# Is my platy pregnant?



## ILLBETHEJUDGE (Feb 27, 2012)

Is she pregnant?
Sorry about picture quality but she won't stop moving.


----------



## Shirleythebetta (Jan 9, 2012)

Looks like it to me. But I could be wrong. If she is all I have to say is Uh oh. Mine had forty babies.....


----------



## fish joey (Aug 27, 2010)

Platys are always pregnant..at least mine seem to be ...do you have live plants or many hiding places? cute avatar :-D


----------



## Shirleythebetta (Jan 9, 2012)

thats the thing about platy's they are crazy breeders. They can go from for to four hundred in no time it seems...


----------



## fishyy (Apr 7, 2012)

If shes got a black dot near her anal fin and fat then yah


----------



## ILLBETHEJUDGE (Feb 27, 2012)

If she is pregnant, how can i be certain?
how to take care of her and the fry?


----------



## BeckyFish97 (Apr 9, 2012)

The best way to keep her and the fry safe while she is giving birth is to put her in a breeding trap which you can get down at your lfs.
After she has given birth if you have a fry tank you could put the babies in there and for the first 2 weeks feed them morning noon and night or just morning and night if more convenient, on liquifry(livebearers stuff) , at the start of the third week I move my baby platys onto crushed flake food with live food a couple of times a week but only feed them morning and night, dont feed them too much because the tank gets very dirty. Also small water changes every other day helps them to grow faster.my lfs buys my babies off of me when they're at a saleable size, or trades the babies for a male betta of my choice 
hope I helped


----------



## cjayBetta (Jan 18, 2011)

and you should also post pictures of them


----------



## BeckyFish97 (Apr 9, 2012)

cjayBetta said:


> and you should also post pictures of them


 Definitely, it never gets old seeing a newborn baby platy swimming around.
one set of mine are about three months old now and the other set is about 2 months old, and then we have random guppies from all over the place, they seem to hate giving birth in the trap so about 5 times now we have spent the night rescuing what we can from the main tank, you would think they would be considerate enough to let us know they're pregnant but apparently not


----------



## Amphibianite (Aug 6, 2011)

Actually Liquifry isn't a fry food itself. It is nutrient and such that feed microorganisms and cause them to multiply. It is these microorganisms that feed the fry.


----------



## BeckyFish97 (Apr 9, 2012)

Amphibianite said:


> Actually Liquifry isn't a fry food itself. It is nutrient and such that feed microorganisms and cause them to multiply. It is these microorganisms that feed the fry.
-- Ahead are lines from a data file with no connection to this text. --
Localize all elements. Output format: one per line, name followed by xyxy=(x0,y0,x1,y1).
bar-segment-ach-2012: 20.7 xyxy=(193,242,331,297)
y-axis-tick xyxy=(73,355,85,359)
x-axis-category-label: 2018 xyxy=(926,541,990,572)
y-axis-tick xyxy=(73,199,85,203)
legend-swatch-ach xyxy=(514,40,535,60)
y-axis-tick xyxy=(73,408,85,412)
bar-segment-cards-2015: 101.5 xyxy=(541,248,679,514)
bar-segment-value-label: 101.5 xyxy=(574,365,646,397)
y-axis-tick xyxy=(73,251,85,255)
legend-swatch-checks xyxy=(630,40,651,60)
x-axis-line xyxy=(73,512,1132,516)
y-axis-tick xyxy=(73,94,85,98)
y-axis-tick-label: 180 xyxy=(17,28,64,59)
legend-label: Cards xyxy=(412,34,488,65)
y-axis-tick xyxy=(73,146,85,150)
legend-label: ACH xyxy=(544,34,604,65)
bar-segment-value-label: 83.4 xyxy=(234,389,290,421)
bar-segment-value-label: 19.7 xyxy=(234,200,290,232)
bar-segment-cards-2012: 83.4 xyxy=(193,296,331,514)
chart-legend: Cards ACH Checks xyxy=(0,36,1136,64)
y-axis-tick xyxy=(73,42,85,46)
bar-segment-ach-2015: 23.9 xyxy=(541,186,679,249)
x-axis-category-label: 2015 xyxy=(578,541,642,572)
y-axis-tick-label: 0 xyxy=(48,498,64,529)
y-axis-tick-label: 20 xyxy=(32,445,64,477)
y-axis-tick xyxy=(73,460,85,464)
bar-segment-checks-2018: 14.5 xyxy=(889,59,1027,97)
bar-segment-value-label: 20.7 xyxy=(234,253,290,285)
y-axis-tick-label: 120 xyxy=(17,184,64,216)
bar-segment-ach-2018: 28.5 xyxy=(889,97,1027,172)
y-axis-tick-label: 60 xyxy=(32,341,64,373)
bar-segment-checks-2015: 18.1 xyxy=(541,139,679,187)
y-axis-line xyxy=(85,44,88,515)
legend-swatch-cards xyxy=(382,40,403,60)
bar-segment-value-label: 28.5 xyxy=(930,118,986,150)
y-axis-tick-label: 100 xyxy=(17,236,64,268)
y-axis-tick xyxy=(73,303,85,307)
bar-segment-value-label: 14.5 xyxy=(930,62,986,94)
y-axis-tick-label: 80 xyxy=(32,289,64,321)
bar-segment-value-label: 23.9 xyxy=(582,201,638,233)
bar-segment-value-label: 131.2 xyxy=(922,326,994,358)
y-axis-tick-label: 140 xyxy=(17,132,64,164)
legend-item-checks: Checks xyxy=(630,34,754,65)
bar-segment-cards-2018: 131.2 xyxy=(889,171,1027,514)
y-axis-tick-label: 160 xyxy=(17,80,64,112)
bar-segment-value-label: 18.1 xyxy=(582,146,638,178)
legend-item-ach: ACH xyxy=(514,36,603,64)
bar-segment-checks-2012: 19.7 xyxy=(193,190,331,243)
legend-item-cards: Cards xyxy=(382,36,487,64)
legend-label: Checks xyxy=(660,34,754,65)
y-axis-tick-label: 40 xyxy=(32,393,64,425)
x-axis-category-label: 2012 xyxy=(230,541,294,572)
 Well whatever it is it grows my fry on great for me so it's worth a try, but as far as I know and as far as my lfs has told me it's a fry food. Just what I've been told.


----------



## ILLBETHEJUDGE (Feb 27, 2012)

Thanks.


----------



## cjayBetta (Jan 18, 2011)

I used to have Balloon mollies(when I was like 12) and they decided to have babies. Parents didnt want to let me put them in a different tank so they all got eaten. I have vowed to myself that if I get any live bearers I will remove the mommy and daddy and let the babies grow out.


----------